担当者は事実を明らかにしたくても、「相談者のプライバシーを守らなければならない(36.0%)」という制約と、「周囲の協力が得にくい(32.1%)」という壁に挟まれています。事実確認とプライバシー保護を両立させる難しさが、対応の停滞を招いています。

対策の方向性:プライバシーに配慮しながら周囲から事実確認を行うための実務フローを明文化し、担当者が安心して調査を進められる仕組みを用意することが求められます。

課題③:人員・ノウハウ不足による担当者の孤立

相談件数が増加・横ばい傾向にある一方で、「担当者の人員やノウハウが不足している(32.6%)」という課題が挙げられています。明確な判断基準も十分な人員もない中で、担当者が孤立しながら対応に苦慮している様子が浮き彫りになっています。

対策の方向性:社外の専門家への相談(実施率34.4%)やアウトソーシングを活用し、社内だけで抱え込まない体制を構築することが、会社と従業員を守る現実的な選択肢となります。

5. まとめ

本調査からは、現代のパワハラが目に見えにくく、事実確認と判断が極めて困難であるという実態が明らかになりました。担当者は主張の食い違い、判断基準の曖昧さ、プライバシー保護の制約、人員・ノウハウ不足といった複数の困難の中で対応を迫られています。

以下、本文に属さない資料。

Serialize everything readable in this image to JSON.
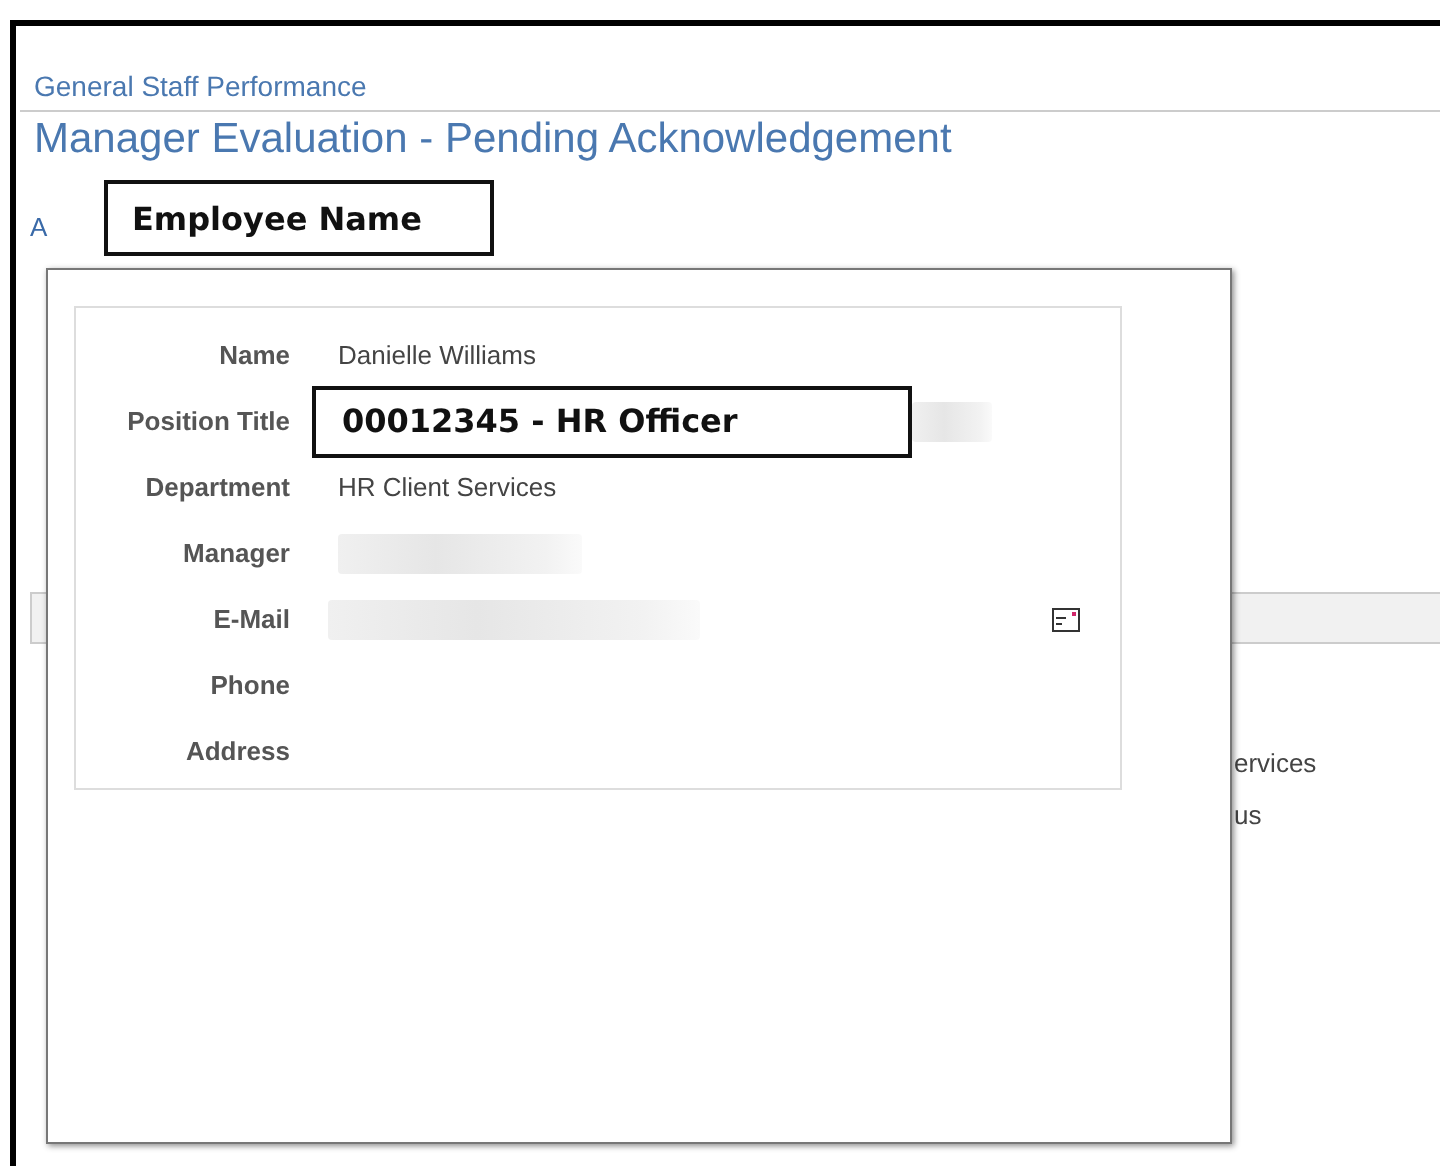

  • 主張の食い違いと判断基準の曖昧さ:精神的な攻撃など目に見えにくいハラスメントが主流 → 「言った・言わない」が発生し、客観的な事実認定が難しくなる
  • プライバシー保護と事実確認の板挟み:相談者の保護と周囲への確認が両立しにくい → 調査が停滞し、適切な対応が遅れるリスクがある
  • 人員・ノウハウ不足による担当者の孤立:相談件数が増える一方で社内リソースが不足 → 担当者が孤立し、対応品質のばらつきや負担増を招く

これらの課題を解決するには、事実確認ヒアリングや判断基準の標準化に加え、社外の専門家やツールを適切に活用し、社内だけで抱え込まない体制を整えることが有効な方向性といえます。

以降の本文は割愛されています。